Metallic further contends that the judge erred in denying its sixth request which in substance asked for a ruling that MacDonald was not entitled to recover because there was no evidence that the dies manufactured by it were in accordance with the specifications. The request was rightly denied. It is true, as noted above, that there is a statement in the report that “sample stampings which . . . [MacDonald] brought into court . . . were not in accordance with the plans and specifications,” but it also appears in the report that MacDonald “brought into court one of the dies and testified that the other dies were complete and in its shop; [and] that the dies would produce stampings in accordance with the plans and specifications.” *358It is apparent that the evidence on this issue was conflicting, and that the judge could not properly rule that there was no evidence that the dies were in accordance with specifications.

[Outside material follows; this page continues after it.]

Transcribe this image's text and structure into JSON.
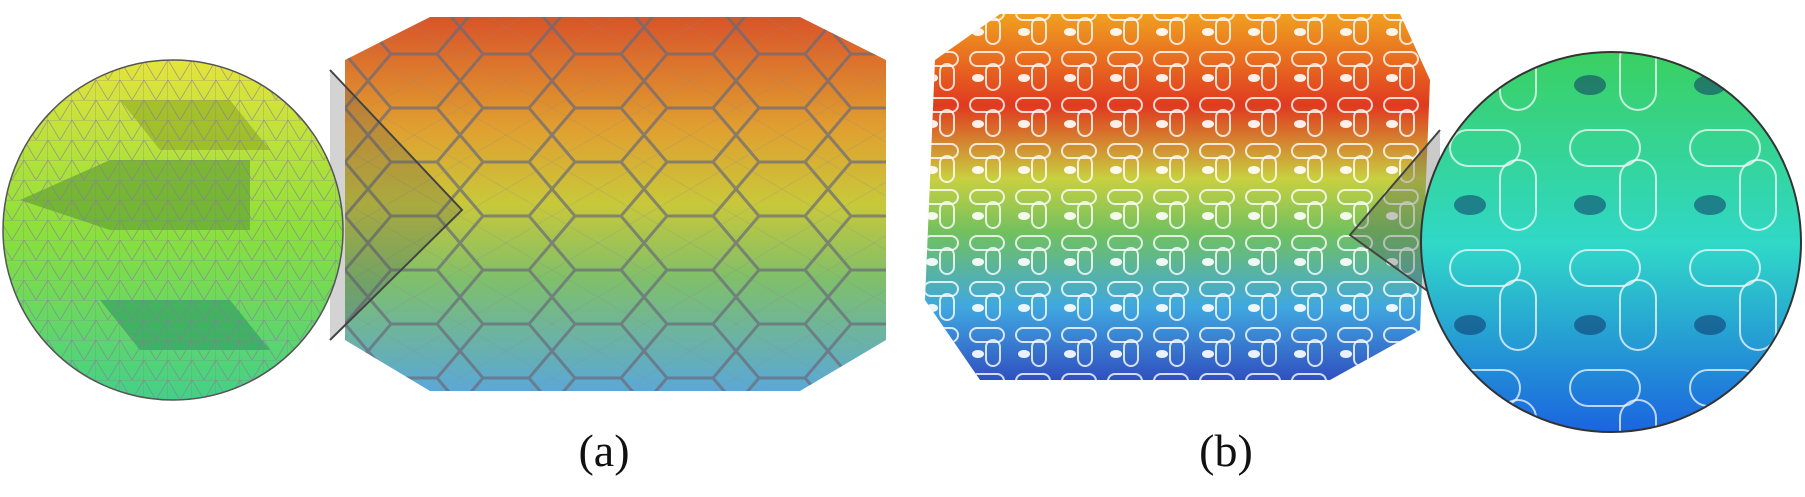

Concerning the remaining points little need be said. The contention that the judge erred in finding for MacDonald on its declaration because it did not conform to the proof is without merit. . Since no question of pleading • or of variance between allegations and proof was raised in the court below, no such question is open here. Weiner v. D. A. Schulte, Inc. 275 Mass. 379, 384-385. Walker v. Nickerson, 291 Mass. 522, 523. See Garfield v. Peerless Motor Car Co. 189 Mass. 395, 404; Pacheco v. Medeiros, 292 Mass. 416, 419. Nor is it open to Metallic to argue on this record that the judge did not apply the correct rule of damages. Compare Railway Express Agency, Inc. v. Michelson, 311 Mass. 704, 708-709; Lander v. Samuel Heller Leather Co. Inc. 314 Mass. 592, 597.

Order dismissing report affirmed.

It does not appear whether, at the time of its letter of August 22, MacDonald had received notice of Metallic’s cancellation.

The judge appears to have dealt with the case on the basis that the dies were to be completed within five weeks.